Claes T. Oldenburg came to prominence in the late 1950s as part of a somewhat irreverent group of young artists determined to create a new imagery that reflected popular culture. For these brash American Pop Artists, objects of everyday life could provide an endless supply of subject matter. Over the years, Oldenburg has remained true to this conviction. By exploring the properties of mundane, ubiquitous and seemingly anti-artistic forms, such as electrical plugs, baseball bats, cigarette butts, clothespins, toothpaste tubes, flashlights and umbrellas, he has created an iconography that is at once remarkably universal and highly subjective.
Oldenburg’s objects, whether rendered in soft, pliable materials such as stuffed cloth, or in hard durable wood or metal, are his dramatis personae, and on occasion, take on human attributes. The apertures and prongs of a giant, soft three-way plug suggest a human figure in hapless balance. His forms seem always to be in the process of metamorphosis; so much so that they are filled with multiple meanings. A giant spoon, for example, when its bowl is seen head-on, subtly transforms itself into a ship´s prow. Through his unique alchemy, Oldenburg invests the most prosaic objects with historic and mythical allusions so they become talismans that invite endless associations on the part of the observer.
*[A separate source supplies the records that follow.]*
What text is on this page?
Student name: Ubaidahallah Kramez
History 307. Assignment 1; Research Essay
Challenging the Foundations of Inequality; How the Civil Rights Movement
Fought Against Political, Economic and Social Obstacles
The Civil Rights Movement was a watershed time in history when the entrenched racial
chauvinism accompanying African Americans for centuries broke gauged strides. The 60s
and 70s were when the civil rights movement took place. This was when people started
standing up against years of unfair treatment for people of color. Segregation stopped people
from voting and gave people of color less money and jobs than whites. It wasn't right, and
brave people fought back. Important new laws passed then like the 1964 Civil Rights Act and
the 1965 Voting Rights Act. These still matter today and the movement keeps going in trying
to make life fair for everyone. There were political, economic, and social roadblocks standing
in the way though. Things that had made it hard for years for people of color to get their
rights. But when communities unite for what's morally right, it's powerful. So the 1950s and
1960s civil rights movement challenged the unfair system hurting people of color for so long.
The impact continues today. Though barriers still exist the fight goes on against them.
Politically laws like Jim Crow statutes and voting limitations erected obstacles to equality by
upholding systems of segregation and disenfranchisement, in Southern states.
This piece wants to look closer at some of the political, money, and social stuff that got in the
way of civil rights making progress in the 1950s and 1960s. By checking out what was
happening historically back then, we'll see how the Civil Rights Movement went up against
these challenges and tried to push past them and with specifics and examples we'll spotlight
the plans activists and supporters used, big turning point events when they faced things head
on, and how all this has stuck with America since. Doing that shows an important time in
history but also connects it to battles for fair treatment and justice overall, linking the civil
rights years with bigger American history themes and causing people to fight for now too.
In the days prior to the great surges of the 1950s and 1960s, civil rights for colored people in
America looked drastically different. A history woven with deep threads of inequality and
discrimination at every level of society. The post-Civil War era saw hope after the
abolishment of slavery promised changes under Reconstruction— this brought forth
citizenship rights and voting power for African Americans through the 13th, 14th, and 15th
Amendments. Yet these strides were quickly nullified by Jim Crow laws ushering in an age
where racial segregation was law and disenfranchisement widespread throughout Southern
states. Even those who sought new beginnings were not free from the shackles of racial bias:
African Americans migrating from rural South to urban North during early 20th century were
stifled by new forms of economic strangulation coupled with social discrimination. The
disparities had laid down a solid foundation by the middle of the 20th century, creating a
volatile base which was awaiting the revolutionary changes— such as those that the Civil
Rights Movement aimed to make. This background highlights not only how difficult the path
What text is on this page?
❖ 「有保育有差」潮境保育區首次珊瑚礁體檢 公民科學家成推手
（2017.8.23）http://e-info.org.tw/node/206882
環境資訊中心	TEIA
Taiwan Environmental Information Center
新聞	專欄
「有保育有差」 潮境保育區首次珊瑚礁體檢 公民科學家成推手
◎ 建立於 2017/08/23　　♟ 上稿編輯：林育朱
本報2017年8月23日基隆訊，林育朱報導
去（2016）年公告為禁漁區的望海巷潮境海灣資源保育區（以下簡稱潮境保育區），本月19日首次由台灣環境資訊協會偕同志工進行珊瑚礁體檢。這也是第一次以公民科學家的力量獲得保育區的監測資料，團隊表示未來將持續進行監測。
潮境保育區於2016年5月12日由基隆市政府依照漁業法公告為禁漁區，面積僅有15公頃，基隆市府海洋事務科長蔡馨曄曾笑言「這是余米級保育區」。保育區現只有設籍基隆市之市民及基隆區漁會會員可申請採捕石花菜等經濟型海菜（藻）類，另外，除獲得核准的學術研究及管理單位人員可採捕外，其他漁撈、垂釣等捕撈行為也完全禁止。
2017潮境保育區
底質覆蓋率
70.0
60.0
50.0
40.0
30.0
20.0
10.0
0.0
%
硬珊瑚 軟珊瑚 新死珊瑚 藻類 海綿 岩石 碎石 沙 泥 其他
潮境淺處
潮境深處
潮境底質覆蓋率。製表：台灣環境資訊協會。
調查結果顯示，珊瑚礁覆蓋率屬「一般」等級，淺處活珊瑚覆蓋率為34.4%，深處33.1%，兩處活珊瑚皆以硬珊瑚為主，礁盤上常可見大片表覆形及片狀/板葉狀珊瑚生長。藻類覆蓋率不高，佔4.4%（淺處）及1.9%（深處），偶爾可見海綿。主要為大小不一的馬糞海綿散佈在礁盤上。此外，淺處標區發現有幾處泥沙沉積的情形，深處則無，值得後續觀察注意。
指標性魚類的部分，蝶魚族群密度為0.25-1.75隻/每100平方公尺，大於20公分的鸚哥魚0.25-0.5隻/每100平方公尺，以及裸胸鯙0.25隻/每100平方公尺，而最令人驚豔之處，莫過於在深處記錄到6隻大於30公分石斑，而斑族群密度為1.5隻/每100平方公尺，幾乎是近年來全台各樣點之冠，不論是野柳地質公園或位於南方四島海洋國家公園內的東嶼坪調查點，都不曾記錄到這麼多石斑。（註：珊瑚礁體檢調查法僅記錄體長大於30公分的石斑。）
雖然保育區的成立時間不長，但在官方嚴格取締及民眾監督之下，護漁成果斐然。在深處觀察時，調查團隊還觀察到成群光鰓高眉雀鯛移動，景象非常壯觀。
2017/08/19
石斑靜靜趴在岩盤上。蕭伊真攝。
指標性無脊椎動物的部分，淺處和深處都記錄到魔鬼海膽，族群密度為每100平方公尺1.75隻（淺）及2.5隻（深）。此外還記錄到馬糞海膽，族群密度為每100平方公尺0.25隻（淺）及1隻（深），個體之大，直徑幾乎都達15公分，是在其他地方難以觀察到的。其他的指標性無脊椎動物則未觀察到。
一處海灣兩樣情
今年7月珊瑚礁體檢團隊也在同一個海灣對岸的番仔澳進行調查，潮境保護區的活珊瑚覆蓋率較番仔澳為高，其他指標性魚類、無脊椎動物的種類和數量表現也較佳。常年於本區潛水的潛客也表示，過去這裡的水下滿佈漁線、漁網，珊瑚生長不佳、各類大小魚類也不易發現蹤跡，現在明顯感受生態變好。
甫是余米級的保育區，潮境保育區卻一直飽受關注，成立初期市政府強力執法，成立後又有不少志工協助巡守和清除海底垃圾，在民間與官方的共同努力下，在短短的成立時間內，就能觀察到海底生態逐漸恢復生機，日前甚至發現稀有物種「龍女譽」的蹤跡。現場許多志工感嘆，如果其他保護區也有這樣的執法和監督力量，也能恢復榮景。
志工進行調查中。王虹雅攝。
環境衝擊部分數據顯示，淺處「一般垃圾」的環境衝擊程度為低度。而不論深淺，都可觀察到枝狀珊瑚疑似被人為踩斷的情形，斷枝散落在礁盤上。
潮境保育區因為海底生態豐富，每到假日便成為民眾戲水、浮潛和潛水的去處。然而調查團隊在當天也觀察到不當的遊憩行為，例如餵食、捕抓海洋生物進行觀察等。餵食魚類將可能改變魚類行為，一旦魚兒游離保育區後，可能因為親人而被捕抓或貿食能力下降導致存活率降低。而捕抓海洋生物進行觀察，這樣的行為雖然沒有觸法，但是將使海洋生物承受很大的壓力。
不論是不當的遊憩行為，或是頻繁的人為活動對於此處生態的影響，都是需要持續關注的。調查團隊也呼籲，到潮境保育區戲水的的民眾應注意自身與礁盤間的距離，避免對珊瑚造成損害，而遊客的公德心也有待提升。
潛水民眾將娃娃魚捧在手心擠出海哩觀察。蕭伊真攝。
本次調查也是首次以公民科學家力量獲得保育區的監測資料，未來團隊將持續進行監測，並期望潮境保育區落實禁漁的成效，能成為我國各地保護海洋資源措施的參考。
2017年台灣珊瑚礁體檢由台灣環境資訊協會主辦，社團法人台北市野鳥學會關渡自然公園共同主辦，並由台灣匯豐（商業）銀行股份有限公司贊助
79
Though primarily known as a sculptor – and lately, one who with his wife and collaborator Coosje van Bruggen has been increasingly involved in creating large-scale works that have become part of urban contexts throughout the world-he is also a master draftsman, in fact, one of the century´s greatest. The origins of many of his large-scale works are in quick sketches on the pages of small notebooks, which are his visual diaries. Many of these notations are amplified in more fully realized drawings in which he explores the psychological as well as formal possibilities of particular themes. His is an art not only of gentle irony and extraordinary inventiveness, but also of considerable aesthetic accomplishment. Underlying his renditions of even the most prosaic of these is a sure and original sense of form, color, texture – the cardinal elements traditionally associated with artistic excellence. For over three decades, he has been an insightful commentator on the contemporary world, and through his art is a timeless student of its aspirations, values and contradictions. Through his lexicon of its mundane artifacts, he enables us to perceive this world in constantly fresh terms.